One of the most successful attacks of this type is an attack on WEP, a security algorithm for Wi-Fi networks. This attack requires interception and analysis of the transmitted data. All attacks are based on the shortcomings of the RC4 algorithm used for encryption in WEP, as well as on the use of weak initialization vectors.


Ciphertext is a crucial aspect of modern cryptography that allows for secure communication and data privacy. By transforming plaintext into a scrambled, unintelligible message, ciphertext makes it difficult for unauthorized parties to access sensitive information. Helenix develops cryptographic solutions for a variety of business needs. You can learn more about our competencies in the Custom Development section of our website.

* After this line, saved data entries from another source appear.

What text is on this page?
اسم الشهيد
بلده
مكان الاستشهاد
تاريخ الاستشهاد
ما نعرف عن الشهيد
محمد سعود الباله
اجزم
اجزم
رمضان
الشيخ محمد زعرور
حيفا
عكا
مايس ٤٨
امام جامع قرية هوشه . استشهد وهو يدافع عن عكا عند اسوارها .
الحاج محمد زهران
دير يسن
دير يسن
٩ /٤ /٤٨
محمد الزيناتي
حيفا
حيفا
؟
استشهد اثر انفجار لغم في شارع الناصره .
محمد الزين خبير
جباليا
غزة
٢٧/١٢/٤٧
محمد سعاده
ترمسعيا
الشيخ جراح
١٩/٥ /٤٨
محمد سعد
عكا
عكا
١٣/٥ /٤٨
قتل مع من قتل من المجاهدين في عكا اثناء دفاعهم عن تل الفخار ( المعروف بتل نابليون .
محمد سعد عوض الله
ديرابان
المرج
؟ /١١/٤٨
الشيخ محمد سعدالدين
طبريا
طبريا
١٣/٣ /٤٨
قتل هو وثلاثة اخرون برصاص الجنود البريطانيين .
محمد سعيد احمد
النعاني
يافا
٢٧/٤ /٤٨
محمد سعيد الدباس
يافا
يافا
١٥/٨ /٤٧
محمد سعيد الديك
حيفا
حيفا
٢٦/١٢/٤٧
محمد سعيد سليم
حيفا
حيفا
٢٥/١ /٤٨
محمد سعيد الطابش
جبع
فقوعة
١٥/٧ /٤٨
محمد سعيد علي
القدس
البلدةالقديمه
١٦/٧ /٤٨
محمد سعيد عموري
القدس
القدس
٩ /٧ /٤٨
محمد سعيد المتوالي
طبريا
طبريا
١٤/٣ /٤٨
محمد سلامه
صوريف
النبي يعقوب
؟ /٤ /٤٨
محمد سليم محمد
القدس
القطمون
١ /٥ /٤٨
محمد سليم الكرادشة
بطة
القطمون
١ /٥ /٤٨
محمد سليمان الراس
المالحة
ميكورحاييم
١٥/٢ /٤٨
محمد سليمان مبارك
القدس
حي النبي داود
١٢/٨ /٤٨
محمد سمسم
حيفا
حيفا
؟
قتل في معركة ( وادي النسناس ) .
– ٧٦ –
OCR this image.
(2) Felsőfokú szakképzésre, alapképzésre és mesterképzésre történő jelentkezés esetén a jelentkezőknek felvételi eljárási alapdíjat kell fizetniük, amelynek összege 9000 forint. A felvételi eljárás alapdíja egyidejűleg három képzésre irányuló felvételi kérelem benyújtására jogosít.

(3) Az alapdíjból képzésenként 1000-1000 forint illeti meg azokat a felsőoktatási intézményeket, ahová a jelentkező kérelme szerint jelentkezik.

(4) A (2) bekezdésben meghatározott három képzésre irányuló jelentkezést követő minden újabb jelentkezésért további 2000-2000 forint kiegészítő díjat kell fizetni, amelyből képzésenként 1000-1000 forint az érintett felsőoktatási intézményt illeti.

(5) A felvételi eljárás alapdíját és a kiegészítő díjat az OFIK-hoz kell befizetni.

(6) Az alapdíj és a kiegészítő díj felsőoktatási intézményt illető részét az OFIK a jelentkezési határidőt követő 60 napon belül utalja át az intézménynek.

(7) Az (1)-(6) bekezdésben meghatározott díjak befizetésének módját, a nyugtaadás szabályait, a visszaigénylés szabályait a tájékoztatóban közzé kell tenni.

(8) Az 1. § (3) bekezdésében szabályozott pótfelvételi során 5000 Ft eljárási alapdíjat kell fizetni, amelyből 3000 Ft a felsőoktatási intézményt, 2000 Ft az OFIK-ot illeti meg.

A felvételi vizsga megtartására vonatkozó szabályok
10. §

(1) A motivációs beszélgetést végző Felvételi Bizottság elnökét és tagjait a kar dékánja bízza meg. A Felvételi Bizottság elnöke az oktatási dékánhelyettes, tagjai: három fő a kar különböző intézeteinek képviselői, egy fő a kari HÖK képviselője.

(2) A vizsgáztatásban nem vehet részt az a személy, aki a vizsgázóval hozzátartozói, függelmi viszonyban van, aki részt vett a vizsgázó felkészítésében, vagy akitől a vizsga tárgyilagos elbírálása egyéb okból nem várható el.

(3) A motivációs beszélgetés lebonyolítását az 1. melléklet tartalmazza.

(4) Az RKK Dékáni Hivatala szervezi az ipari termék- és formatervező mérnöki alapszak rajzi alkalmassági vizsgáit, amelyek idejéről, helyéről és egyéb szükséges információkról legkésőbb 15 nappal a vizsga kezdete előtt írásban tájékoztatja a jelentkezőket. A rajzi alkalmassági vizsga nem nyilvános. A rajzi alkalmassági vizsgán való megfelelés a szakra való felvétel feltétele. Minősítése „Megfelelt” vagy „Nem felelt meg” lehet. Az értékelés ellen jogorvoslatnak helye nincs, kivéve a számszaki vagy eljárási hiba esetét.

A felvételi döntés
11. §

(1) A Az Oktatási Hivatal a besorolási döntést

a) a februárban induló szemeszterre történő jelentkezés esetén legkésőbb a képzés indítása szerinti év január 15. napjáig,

A ciphertext-only attack is a type of attack where an adversary tries to decrypt encrypted messages without any knowledge of the encryption key or the plaintext.

A cipher is an algorithm used to encrypt plaintext into ciphertext, while ciphertext is the resulting scrambled and unintelligible message that has been encrypted using a cipher.

Encryption is the process of transforming plaintext into ciphertext using a cipher, while ciphertext is the resulting scrambled and unintelligible message that has been encrypted using encryption.

Ciphertext is generated by using an encryption algorithm to transform plaintext into a scrambled message. The process is typically performed by software or hardware designed to implement the chosen encryption algorithm.